Rice-paddy art was started in the Aomori village of Inakadate, 600 miles north of Toyko in 1993 as a local revitalization project, an idea that grew out of meetings of the village committee.

In the first nine years, the village office workers and local farmers grew a design of Mount Iwaki every year.

But their ideas grew more complicated and attracted more attention.
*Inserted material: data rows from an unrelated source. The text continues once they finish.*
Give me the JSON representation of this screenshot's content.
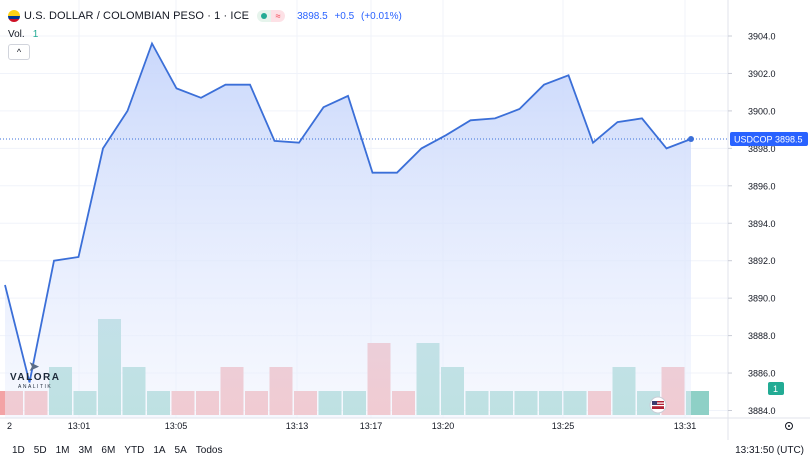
{
  "header": {
    "title": "U.S. DOLLAR / COLOMBIAN PESO · 1 · ICE",
    "last": "3898.5",
    "change": "+0.5",
    "change_pct": "(+0.01%)"
  },
  "volume": {
    "label": "Vol.",
    "value": "1"
  },
  "collapse_label": "^",
  "price_label": {
    "symbol": "USDCOP",
    "value": "3898.5"
  },
  "volume_badge": "1",
  "timeframes": [
    "1D",
    "5D",
    "1M",
    "3M",
    "6M",
    "YTD",
    "1A",
    "5A",
    "Todos"
  ],
  "clock": "13:31:50 (UTC)",
  "logo": {
    "word": "VALORA",
    "sub": "ANALITIK"
  },
  "colors": {
    "line": "#3b6fd8",
    "up": "#8ed0c6",
    "down": "#f3a3a5",
    "accent": "#2962ff"
  },
  "chart_data": {
    "type": "area",
    "x_ticks": [
      "2",
      "13:01",
      "13:05",
      "13:13",
      "13:17",
      "13:20",
      "13:25",
      "13:31"
    ],
    "y_ticks": [
      "3904.0",
      "3902.0",
      "3900.0",
      "3898.0",
      "3896.0",
      "3894.0",
      "3892.0",
      "3890.0",
      "3888.0",
      "3886.0",
      "3884.0"
    ],
    "ylim": [
      3884.0,
      3904.8
    ],
    "price": [
      3890.7,
      3885.5,
      3892.0,
      3892.2,
      3898.0,
      3900.0,
      3903.6,
      3901.2,
      3900.7,
      3901.4,
      3901.4,
      3898.4,
      3898.3,
      3900.2,
      3900.8,
      3896.7,
      3896.7,
      3898.0,
      3898.7,
      3899.5,
      3899.6,
      3900.1,
      3901.4,
      3901.9,
      3898.3,
      3899.4,
      3899.6,
      3898.0,
      3898.5
    ],
    "volume": [
      {
        "v": 1,
        "up": false
      },
      {
        "v": 1,
        "up": false
      },
      {
        "v": 2,
        "up": true
      },
      {
        "v": 1,
        "up": true
      },
      {
        "v": 4,
        "up": true
      },
      {
        "v": 2,
        "up": true
      },
      {
        "v": 1,
        "up": true
      },
      {
        "v": 1,
        "up": false
      },
      {
        "v": 1,
        "up": false
      },
      {
        "v": 2,
        "up": false
      },
      {
        "v": 1,
        "up": false
      },
      {
        "v": 2,
        "up": false
      },
      {
        "v": 1,
        "up": false
      },
      {
        "v": 1,
        "up": true
      },
      {
        "v": 1,
        "up": true
      },
      {
        "v": 3,
        "up": false
      },
      {
        "v": 1,
        "up": false
      },
      {
        "v": 3,
        "up": true
      },
      {
        "v": 2,
        "up": true
      },
      {
        "v": 1,
        "up": true
      },
      {
        "v": 1,
        "up": true
      },
      {
        "v": 1,
        "up": true
      },
      {
        "v": 1,
        "up": true
      },
      {
        "v": 1,
        "up": true
      },
      {
        "v": 1,
        "up": false
      },
      {
        "v": 2,
        "up": true
      },
      {
        "v": 1,
        "up": true
      },
      {
        "v": 2,
        "up": false
      },
      {
        "v": 1,
        "up": true
      }
    ]
  }
}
In 2005 agreements between landowners allowed the creation of enormous rice paddy art.

A year later, organisers used computers to precisely plot planting of the four differently colored rice varieties that bring the images to life.

The farmers create the murals by planting little purple and yellow-leafed kodaimai rice along with their local green-leafed tsugaru roman variety to create the coloured patterns between planting and harvesting in September.

The village has now earned a reputation for its agricultural artistry and this year the enormous pictures of Napoleon and a Sengoku-period warrior, both on horseback, are visible in a pair of fields adjacent to the town hall.

Horse riding crop art

More than 150,000 vistors come to Inakadate, where just 8,700 people live, every summer to see the extraordinary murals.

The murals in Inakadate cover 15,000 square metres of paddy fields. From ground level, the designs are invisible, and viewers have to climb the mock castle tower of the village office to get a glimpse of the work.